CAG Report Summary
Rationalisation of Premium in BOT Projects by NHAI
- The Comptroller and Auditor General of India (CAG) released its audit report on the ‘Rationalisation/ Deferment of Premium in Built Operate and Transfer (BOT) projects by the National Highways Authority of India (NHAI)’ on August 4, 2022. Key observations and recommendations of CAG are as follows:
- BOT (Toll) mode of highway development: Under the BOT (Toll) model, bidders of a project either quote viability gap funding (VGF) payable by NHAI or premium payable to NHAI during the construction/concession period. A concessionaire is a private partner who is responsible for financing, constructing, and operating a project during the specified concession period. In 2013, NHAI proposed a scheme to defer the premium payable by concessionaries, to revive the road sector due to a slowdown in the economy. Among the available alternatives, the scheme which was approved involved the rescheduling of premium for all stressed projects.

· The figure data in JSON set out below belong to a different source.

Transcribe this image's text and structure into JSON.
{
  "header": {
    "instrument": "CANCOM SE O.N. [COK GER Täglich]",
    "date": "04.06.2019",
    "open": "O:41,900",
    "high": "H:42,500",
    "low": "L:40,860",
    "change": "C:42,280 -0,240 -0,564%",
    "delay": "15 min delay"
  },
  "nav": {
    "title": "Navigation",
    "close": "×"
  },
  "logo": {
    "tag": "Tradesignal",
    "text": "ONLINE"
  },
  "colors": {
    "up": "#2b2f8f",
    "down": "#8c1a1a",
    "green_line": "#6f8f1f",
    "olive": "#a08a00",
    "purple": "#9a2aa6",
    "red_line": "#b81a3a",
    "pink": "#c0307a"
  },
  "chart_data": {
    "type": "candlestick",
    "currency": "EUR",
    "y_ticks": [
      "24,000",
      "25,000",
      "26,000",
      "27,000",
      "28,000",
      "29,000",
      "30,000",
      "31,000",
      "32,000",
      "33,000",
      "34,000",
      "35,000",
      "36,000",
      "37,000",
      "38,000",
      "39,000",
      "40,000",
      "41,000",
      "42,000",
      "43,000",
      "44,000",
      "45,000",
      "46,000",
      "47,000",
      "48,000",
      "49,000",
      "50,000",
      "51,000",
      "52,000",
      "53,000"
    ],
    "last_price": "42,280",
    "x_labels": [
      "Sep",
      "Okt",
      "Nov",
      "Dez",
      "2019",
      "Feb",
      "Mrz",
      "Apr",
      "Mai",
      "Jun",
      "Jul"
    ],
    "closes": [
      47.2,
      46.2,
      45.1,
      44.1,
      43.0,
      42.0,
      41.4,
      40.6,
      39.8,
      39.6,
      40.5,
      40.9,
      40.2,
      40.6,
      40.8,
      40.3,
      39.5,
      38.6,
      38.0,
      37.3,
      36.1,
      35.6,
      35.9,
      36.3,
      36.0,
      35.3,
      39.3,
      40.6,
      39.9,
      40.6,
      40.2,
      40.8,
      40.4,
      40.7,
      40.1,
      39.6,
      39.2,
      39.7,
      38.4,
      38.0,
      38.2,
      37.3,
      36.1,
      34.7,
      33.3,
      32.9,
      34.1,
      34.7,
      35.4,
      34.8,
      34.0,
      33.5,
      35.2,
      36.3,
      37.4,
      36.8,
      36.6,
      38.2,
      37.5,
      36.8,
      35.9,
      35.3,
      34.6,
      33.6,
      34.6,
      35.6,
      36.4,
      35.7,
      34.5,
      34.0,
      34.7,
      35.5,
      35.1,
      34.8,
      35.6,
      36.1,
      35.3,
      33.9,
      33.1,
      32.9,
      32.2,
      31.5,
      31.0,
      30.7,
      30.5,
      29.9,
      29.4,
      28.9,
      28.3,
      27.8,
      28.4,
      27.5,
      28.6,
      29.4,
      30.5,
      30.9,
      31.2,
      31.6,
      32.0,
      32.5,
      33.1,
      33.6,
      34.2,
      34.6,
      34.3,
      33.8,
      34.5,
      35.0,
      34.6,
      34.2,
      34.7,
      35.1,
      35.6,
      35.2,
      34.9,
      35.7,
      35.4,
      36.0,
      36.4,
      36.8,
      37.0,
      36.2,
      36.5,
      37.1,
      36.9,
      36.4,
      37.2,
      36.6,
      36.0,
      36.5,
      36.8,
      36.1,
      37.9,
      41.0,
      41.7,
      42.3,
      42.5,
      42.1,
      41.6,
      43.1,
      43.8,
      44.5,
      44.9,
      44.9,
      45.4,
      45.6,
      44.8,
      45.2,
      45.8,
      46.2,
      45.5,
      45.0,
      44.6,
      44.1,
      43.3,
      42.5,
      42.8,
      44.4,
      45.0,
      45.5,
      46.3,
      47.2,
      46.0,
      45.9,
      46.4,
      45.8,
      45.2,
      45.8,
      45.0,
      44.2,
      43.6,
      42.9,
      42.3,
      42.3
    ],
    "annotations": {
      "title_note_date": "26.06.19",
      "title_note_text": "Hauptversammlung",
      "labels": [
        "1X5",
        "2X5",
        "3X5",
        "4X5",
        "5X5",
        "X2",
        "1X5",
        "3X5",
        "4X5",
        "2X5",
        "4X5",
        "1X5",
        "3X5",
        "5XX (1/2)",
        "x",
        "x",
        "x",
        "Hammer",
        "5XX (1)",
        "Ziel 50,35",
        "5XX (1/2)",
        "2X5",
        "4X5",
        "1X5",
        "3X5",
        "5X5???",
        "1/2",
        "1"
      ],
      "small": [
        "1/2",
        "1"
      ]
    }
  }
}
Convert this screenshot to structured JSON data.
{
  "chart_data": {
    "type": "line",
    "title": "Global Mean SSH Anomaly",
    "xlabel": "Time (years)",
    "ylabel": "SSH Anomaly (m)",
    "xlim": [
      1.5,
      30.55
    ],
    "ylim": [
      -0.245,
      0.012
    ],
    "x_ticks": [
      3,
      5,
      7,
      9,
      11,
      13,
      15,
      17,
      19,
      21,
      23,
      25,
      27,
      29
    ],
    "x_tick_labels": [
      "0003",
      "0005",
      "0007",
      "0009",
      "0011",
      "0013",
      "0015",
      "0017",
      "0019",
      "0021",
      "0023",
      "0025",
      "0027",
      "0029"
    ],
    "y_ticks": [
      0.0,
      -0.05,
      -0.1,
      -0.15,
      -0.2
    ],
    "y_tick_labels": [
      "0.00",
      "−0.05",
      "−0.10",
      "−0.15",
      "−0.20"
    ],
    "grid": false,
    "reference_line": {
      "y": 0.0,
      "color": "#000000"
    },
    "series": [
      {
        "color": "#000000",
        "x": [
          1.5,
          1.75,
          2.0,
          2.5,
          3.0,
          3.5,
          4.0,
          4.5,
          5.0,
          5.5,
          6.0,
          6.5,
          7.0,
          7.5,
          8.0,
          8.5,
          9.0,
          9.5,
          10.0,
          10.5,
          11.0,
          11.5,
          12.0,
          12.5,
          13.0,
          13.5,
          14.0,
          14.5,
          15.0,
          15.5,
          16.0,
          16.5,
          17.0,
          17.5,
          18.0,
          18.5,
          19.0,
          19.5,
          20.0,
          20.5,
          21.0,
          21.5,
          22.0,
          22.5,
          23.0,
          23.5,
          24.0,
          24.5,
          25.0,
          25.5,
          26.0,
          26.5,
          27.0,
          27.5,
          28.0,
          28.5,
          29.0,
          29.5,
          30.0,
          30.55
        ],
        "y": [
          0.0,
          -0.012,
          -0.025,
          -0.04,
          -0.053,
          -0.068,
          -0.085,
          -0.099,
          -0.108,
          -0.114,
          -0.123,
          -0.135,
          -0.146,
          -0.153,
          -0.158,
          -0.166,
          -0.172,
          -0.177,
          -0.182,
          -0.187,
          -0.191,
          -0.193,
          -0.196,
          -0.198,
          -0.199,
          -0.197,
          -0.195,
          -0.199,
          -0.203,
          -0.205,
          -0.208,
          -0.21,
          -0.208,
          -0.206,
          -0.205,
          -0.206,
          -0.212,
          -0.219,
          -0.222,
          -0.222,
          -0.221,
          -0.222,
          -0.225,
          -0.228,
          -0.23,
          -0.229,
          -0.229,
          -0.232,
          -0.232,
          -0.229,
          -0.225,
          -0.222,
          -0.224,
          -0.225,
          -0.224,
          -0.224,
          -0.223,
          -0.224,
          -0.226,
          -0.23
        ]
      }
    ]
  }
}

NHAI deferred premium worth Rs 9,296 crore for 20 projects for over eight to 14 years.
- Scheme approved despite alternatives: CAG observed that concession agreements of all BOT projects contained provisions that allowed NHAI to grant relief to the concessionaires. NHAI cited problems faced by concessionaires such as an inability to make payments, which could have led to a loss of Rs 98,115 crore if the projects were terminated. CAG observed that the scheme for deferment of premium had a higher risk of being misused. It observed that providing deferment of eight to 14 years at one go was an undue favour and was detrimental to the financial interest of NHAI. CAG recommended that NHAI should follow existing provisions of concession agreements before proposing new schemes beyond contractual provisions.

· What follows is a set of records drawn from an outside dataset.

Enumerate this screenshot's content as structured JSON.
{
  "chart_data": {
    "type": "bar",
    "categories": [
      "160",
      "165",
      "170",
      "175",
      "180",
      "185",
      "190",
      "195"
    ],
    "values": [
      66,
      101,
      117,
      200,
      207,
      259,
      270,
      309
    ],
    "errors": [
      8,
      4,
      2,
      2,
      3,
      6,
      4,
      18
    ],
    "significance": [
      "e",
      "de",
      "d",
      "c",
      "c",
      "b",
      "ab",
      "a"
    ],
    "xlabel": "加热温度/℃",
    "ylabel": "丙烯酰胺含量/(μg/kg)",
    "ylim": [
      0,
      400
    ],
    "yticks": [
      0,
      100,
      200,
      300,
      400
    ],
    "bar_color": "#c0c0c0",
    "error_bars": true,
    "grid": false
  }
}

- Post-tender amendments for concessionaires: The premium payable by the concessionaries was as per a legal contract which was drawn up after an open bidding process. The premium offered was the only parameter in deciding financial bids. CAG observed that any post-tender amendments amounted to vitiating the tendering process. It recommended NHAI to avoid such post tender amendments which are against the principle of sanctity of contracts.
- Scheme formulated on flawed presumptions: The scheme was initially proposed for 23 projects which were awarded on premium. It was later extended to all stressed projects. CAG observed that out of the 23 projects, 18 were terminated and five had not been completed till December 2019.
- Variation in toll revenue projections: CAG noted that the concessionaries made higher toll revenue projections at the time of raising debt from banks while much lower projections were made while seeking deferment of premiums. The variations ranged between 31% to 85%. CAG observed that higher projections were made to raise more debt, and lower projections were made to benefit from deferment. It noted that NHAI failed to exercise due diligence and review the significant variation in toll projections.
- High debt servicing: CAG observed that there was a huge variation in the total project cost in the concession agreement and the cost achieved by the concessionaire. This led to the concessionaires availing higher debt. The higher debt servicing impacted the subsistence revenue of concessionaries which was in turn related to the premium deferred. CAG recommended that NHAI may introduce a mechanism to review the total project cost/debt to protect its interest in the long term.
- Inadequate safeguards against deferred premium: In case a concessionaire decided to walk out of a project, the Expert Group recommended obtaining a bank guarantee during the construction period of a project as a safeguard. The Expert Group was constituted to determine if a project is stressed. CAG noted that NHAI obtained inadequate bank guarantees worth Rs 430 crore against deferred premium of Rs 7,364 crore. It recommended that NHAI may ensure reasonable amount of bank guarantees to cover the risk of non-payment of deferred premium by the concessionaire. Additionally, the bank guarantees were linked with achieving project milestones instead of the amount of premium deferred. This provided an undue favour to the concessionaires as project completion was due within one to two years, while premiums are deferred for eight to 14 years.
- Monitoring of projects: As per the model concession agreement, a concessionaire must pay concession fees from an escrow account. An escrow account is a third-party account where funds are kept before transferring them to the final party. Paying such fees takes priority over other payments or investments. CAG observed that concessionaires invested funds worth Rs 5,304 crore from escrow accounts into mutual funds along with diversion of funds to other projects. The report observed that NHAI failed to monitor the escrow account. It recommended that NHAI should regularly monitor deposits and withdrawals from the escrow account.